Government seeks to replace payments to gardaí for working unsocial hours

 Delegates voting on a motion at the Association of Garda Sergeants and Inspectors (AGSI) annual conference in Westport, Co. Mayo. Photograph: Keith Heneghan/Phocus

Delegates voting on a motion at the Association of Garda Sergeants and Inspectors (AGSI) annual conference in Westport, Co. Mayo. Photograph: Keith Heneghan/Phocus

 

Garda sergeants and inspectors have said they could not consider any new pay deal under which any member of the Garda suffered a reduction in allowances.

The Association of Garda Sergeants and Inspectors (AGSI) said it was currently campaigning for a restoration of the cuts to its members’ remuneration since the onset of recession and could only consider proposals that furthered that campaign.

AGSI general secretary John Jacob said he would not tolerate any process under which some allowances would be taken off some members in order to fund the rationalisation of all allowances into more uniform single-shift payments.

“We will be putting a precondition on that process stipulating all members maintain their current rates of income,” he said.

“If people are in receipt of unsocial hours [allowances] right now, they would receive a shift payment under the new proposals. But in order to pay Garda members that new shift payment, we would not tolerate them taking money off those in receipt of allowances for being instructors or detectives.”

Current level

Mr Jacob added: “It can’t be a matter of taking that sum of money and saying, ‘we’re going to give you more because you’re doing the heavy lifting and working nights and we’re going to give the other person less because you’re a detective’. The current payment level has to be maintained.”

His comments followed a report in The Irish Times on Tuesday that the Department of Justice, following consultation with senior Garda management, was readying for significant reforms in how members of the force would be paid.

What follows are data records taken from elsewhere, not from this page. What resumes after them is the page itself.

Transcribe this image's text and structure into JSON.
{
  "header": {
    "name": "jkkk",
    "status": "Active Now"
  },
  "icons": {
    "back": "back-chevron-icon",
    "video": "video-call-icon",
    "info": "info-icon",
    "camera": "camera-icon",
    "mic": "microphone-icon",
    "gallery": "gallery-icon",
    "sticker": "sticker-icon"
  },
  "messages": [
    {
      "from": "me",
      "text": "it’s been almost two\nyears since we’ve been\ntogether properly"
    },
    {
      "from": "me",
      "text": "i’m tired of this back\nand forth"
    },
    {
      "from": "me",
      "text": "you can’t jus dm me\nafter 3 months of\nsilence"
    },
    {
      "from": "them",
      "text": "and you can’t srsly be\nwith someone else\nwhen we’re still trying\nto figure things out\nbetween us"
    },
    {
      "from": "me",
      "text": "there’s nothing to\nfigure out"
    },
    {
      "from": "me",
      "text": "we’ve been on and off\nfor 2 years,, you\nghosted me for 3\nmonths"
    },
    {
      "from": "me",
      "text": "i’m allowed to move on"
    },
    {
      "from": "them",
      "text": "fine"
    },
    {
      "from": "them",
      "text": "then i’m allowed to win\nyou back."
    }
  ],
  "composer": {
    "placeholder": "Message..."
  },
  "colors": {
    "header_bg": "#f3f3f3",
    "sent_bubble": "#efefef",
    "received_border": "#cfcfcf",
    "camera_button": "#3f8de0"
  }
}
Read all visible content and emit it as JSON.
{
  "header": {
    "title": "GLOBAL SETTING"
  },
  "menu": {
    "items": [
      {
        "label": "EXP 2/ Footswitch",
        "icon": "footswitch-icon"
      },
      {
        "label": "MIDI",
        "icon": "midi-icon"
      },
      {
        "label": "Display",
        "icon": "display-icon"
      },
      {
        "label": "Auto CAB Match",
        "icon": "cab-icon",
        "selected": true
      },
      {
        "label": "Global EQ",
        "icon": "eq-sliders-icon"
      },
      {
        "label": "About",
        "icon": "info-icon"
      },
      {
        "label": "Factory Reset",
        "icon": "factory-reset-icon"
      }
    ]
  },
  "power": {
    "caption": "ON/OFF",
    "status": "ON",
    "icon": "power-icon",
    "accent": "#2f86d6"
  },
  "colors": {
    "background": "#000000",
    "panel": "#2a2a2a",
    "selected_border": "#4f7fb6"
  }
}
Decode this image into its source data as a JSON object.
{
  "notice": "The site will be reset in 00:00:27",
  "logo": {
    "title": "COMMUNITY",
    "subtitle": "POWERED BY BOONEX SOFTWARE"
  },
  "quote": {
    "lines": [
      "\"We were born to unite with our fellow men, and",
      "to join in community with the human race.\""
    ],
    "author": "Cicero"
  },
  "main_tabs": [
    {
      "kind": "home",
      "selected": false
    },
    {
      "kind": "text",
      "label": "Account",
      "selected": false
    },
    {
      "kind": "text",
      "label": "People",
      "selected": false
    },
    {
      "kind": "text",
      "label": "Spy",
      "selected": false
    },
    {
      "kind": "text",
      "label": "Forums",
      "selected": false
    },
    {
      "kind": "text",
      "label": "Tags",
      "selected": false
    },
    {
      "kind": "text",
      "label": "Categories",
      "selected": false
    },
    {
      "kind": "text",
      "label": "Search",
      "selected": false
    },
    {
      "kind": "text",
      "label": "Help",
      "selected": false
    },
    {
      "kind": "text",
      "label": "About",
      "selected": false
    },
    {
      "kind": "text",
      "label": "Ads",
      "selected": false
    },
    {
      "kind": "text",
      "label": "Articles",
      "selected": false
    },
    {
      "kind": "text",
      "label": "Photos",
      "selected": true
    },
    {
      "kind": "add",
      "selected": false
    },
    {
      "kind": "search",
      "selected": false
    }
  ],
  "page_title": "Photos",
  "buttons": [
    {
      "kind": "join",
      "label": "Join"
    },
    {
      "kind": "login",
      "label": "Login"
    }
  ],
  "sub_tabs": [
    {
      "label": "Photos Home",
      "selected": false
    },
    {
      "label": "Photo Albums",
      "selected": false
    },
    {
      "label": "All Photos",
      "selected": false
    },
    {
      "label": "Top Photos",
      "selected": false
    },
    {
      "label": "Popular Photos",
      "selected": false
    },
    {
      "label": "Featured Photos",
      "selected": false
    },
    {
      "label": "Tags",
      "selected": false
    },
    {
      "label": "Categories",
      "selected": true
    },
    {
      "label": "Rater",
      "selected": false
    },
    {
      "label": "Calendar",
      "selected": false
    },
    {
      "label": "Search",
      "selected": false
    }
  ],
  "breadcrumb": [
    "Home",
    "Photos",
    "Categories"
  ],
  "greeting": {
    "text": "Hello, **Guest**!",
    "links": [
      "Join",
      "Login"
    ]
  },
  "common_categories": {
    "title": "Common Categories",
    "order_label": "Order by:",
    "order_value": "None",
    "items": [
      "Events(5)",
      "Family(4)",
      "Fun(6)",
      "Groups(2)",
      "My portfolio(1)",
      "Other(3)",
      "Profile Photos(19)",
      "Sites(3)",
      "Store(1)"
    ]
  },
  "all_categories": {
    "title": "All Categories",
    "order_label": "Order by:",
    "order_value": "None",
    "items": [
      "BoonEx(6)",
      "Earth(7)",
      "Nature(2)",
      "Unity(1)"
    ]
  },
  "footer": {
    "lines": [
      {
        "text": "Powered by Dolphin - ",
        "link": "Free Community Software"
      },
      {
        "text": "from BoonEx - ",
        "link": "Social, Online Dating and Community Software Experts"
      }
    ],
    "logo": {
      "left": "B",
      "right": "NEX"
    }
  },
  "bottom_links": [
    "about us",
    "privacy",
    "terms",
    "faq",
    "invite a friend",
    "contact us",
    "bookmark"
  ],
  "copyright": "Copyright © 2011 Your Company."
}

The proposals, aimed at creating more flexible rosters and reducing overtime expenditure, would see an end to allowances paid to gardaí for working weekends and other unsocial hours. These account for about 60 per cent of the annual allowances bill of €194 million. Instead, a rationalised “shift” payment would be devised.

Pay review

The measures are in the Government’s submission to a review of Garda pay, which was one of the measures in the Haddington Road agreement and is being conducted under Ray McGee, formerly of the Labour Relations Commission.

At its annual conference in Westport, Co Mayo, the AGSI has been advocating with some militancy for a restoration of the remuneration cuts since 2008 and is considering strike action, even though Garda members are barred by law from striking.

Mr Jacob said the review had been “long-fingered and delayed” and the precondition that its outcome should be cost-neutral had resulted in the AGSI losing confidence in it.

He called on the McGee process to be “reset” by removing the Government’s precondition that it must be cost-neutral and with the Government accepting the AGSI’s insistence that none of its members lose any part of the remuneration they were not receiving.